(1) This section may be cited as the “Open Government Sunset Review Act.”
(2) This section provides for the review and repeal or reenactment of an exemption from s. 24, Art. I of the State Constitution and s. 119.07(1) or s. 286.011. This act does not apply to an exemption that:
(a) Is required by federal law; or
(b) Applies solely to the Legislature or the State Court System.
(3) In the 5th year after enactment of a new exemption or substantial amendment of an existing exemption, the exemption shall be repealed on October 2nd of the 5th year, unless the Legislature acts to reenact the exemption.
(4)(a) A law that enacts a new exemption or substantially amends an existing exemption must state that the record or meeting is:
1. Exempt from s. 24, Art. I of the State Constitution;
3. Repealed at the end of 5 years and that the exemption must be reviewed by the Legislature before the scheduled repeal date.
(b) For purposes of this section, an exemption is substantially amended if the amendment expands the scope of the exemption to include more records or information or to include meetings as well as records. An exemption is not substantially amended if the amendment narrows the scope of the exemption.
(c) This section is not intended to repeal an exemption that has been amended following legislative review before the scheduled repeal of the exemption if the exemption is not substantially amended as a result of the review.
(5)(a) By June 1 in the year before the repeal of an exemption under this section, the Office of Legislative Services shall certify to the President of the Senate and the Speaker of the House of Representatives the language and statutory citation of each exemption scheduled for repeal the following year.
(b) An exemption that is not identified and certified to the President of the Senate and the Speaker of the House of Representatives is not subject to legislative review and repeal under this section. If the office fails to certify an exemption that it subsequently determines should have been certified, it shall include the exemption in the following year’s certification after that determination.
(6)(a) As part of the review process, the Legislature shall consider the following:
1. What specific records or meetings are affected by the exemption?
2. Whom does the exemption uniquely affect, as opposed to the general public?
3. What is the identifiable public purpose or goal of the exemption?
4. Can the information contained in the records or discussed in the meeting be readily obtained by alternative means? If so, how?
5. Is the record or meeting protected by another exemption?
6. Are there multiple exemptions for the same type of record or meeting that it would be appropriate to merge?
(b) An exemption may be created, revised, or maintained only if it serves an identifiable public purpose, and the exemption may be no broader than is necessary to meet the public purpose it serves.

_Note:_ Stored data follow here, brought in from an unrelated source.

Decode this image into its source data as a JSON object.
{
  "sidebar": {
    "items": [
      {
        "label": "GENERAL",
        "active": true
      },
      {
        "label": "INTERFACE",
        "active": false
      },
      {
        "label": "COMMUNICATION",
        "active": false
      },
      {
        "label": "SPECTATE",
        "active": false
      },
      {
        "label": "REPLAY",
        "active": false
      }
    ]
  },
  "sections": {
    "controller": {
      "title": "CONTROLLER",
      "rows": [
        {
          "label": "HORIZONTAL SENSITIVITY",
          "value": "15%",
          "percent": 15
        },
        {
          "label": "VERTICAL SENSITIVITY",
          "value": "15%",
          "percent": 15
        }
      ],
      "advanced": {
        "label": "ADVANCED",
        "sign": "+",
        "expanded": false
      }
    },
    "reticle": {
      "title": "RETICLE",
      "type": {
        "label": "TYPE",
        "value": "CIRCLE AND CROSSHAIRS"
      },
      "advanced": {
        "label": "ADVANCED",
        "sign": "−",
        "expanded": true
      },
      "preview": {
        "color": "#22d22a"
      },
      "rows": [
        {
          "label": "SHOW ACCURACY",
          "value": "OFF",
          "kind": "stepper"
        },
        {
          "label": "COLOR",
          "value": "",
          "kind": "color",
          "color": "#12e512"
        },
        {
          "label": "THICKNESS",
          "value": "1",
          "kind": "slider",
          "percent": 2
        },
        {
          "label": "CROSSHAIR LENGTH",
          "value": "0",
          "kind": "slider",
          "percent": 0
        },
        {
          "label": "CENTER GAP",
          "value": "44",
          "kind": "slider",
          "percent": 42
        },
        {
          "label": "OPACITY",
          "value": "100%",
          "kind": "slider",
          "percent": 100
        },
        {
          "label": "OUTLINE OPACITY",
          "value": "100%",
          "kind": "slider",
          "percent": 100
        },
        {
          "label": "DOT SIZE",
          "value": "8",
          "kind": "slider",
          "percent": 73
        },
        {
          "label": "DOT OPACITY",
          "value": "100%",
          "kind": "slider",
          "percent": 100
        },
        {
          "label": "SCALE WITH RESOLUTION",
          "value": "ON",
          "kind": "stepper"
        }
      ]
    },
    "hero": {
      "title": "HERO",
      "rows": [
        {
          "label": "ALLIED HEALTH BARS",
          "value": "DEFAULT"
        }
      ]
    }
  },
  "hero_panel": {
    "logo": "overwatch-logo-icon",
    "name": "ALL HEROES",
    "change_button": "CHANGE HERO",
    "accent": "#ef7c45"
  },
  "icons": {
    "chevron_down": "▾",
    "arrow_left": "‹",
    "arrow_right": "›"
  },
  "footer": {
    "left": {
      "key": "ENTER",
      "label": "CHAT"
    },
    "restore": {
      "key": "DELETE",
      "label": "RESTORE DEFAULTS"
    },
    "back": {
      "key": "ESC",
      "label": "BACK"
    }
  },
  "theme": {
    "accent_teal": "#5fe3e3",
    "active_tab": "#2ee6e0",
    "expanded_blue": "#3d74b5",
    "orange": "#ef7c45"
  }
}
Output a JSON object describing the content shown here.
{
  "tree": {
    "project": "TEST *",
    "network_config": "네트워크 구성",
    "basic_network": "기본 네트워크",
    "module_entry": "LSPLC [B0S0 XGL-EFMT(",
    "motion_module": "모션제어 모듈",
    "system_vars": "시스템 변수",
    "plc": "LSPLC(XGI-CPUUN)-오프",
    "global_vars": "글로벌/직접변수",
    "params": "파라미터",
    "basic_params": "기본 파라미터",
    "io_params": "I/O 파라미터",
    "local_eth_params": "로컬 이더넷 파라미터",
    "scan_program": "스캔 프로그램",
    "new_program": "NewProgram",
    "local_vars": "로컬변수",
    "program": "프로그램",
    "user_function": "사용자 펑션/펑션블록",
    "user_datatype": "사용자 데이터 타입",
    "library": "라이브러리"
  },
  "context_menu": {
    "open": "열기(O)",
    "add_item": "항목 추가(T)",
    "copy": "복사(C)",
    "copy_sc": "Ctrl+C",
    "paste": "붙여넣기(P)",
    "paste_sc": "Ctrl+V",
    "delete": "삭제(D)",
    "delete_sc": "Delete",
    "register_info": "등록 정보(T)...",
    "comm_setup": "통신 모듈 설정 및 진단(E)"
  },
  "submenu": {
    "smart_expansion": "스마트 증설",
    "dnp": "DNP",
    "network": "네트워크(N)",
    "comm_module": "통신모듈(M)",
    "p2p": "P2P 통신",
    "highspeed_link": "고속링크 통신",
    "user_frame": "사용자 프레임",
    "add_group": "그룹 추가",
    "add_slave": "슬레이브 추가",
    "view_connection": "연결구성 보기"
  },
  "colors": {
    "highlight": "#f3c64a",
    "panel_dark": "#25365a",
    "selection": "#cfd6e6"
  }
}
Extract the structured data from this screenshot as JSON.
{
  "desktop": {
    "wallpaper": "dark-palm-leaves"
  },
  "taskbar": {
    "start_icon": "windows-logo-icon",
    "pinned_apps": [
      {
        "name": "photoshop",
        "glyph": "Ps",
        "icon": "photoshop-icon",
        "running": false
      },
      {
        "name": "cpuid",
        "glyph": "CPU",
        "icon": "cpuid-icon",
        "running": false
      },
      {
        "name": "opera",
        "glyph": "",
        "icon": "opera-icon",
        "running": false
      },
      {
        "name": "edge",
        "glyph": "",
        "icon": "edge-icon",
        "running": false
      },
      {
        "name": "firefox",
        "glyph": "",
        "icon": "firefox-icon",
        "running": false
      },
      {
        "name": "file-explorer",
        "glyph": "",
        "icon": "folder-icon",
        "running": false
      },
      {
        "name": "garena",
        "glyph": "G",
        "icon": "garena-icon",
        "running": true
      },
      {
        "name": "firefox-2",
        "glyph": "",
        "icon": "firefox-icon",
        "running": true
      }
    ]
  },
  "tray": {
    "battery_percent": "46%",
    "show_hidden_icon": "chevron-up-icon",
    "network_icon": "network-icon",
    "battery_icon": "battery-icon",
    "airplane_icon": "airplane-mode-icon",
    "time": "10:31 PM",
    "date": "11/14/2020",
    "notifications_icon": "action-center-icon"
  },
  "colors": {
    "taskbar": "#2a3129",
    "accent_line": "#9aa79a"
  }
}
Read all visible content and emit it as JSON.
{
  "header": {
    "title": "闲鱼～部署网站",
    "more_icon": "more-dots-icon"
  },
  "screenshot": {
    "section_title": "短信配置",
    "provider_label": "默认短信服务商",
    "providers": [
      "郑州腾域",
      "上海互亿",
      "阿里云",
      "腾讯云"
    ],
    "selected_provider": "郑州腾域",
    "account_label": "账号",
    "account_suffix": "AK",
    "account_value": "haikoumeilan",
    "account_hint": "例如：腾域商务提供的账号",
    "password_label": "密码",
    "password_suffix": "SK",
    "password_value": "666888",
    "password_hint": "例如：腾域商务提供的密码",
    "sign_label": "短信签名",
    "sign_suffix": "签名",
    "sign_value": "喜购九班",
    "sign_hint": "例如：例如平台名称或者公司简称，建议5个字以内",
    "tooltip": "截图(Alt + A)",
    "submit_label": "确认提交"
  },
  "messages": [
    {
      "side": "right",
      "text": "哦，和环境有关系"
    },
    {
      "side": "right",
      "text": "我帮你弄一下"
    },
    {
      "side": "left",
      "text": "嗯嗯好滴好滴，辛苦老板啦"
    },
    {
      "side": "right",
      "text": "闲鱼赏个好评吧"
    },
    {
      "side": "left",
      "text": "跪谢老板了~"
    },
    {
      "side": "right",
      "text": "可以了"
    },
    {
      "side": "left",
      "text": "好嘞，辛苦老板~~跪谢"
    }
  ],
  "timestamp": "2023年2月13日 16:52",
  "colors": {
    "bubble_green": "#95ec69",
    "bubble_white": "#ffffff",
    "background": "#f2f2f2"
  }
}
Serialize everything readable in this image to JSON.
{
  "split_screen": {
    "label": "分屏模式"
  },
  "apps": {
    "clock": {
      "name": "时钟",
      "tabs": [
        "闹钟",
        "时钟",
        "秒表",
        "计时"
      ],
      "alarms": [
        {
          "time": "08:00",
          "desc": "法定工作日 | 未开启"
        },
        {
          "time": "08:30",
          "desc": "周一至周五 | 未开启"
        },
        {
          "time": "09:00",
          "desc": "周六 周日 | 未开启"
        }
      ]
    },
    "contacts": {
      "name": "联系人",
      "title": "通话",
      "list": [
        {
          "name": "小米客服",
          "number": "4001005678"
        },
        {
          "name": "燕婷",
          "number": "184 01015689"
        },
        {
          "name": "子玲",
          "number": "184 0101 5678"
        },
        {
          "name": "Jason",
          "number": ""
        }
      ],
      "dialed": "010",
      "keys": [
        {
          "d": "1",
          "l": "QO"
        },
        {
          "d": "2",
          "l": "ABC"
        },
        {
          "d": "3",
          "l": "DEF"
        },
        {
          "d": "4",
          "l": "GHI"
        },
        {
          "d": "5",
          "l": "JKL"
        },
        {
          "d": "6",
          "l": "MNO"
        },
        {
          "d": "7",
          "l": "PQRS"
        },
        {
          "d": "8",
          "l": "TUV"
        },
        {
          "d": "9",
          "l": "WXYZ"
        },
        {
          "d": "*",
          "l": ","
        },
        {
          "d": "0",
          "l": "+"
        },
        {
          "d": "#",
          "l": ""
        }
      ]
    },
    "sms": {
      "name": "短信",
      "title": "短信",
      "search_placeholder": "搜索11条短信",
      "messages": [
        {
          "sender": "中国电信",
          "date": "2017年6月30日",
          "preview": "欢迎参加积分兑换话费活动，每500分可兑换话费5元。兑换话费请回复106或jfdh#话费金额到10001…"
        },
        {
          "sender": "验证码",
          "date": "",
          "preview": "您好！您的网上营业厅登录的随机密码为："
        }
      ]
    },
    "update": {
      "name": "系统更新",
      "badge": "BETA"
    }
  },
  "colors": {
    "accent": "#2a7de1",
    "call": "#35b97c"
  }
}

An identifiable public purpose is served if the exemption meets one of the following purposes and the Legislature finds that the purpose is sufficiently compelling to override the strong public policy of open government and cannot be accomplished without the exemption:
1. Allows the state or its political subdivisions to effectively and efficiently administer a governmental program, which administration would be significantly impaired without the exemption;
2. Protects information of a sensitive personal nature concerning individuals, the release of which information would be defamatory to such individuals or cause unwarranted damage to the good name or reputation of such individuals or would jeopardize the safety of such individuals. However, in exemptions under this subparagraph, only information that would identify the individuals may be exempted; or
3. Protects information of a confidential nature concerning entities, including, but not limited to, a formula, pattern, device, combination of devices, or compilation of information which is used to protect or further a business advantage over those who do not know or use it, the disclosure of which information would injure the affected entity in the marketplace.
(7) Records made before the date of a repeal of an exemption under this section may not be made public unless otherwise provided by law. In deciding whether the records shall be made public, the Legislature shall consider whether the damage or loss to persons or entities uniquely affected by the exemption of the type specified in subparagraph (6)(b)2. or subparagraph (6)(b)3. would occur if the records were made public.
(8) Notwithstanding s. 768.28 or any other law, neither the state or its political subdivisions nor any other public body shall be made party to any suit in any court or incur any liability for the repeal or revival and reenactment of an exemption under this section. The failure of the Legislature to comply strictly with this section does not invalidate an otherwise valid reenactment.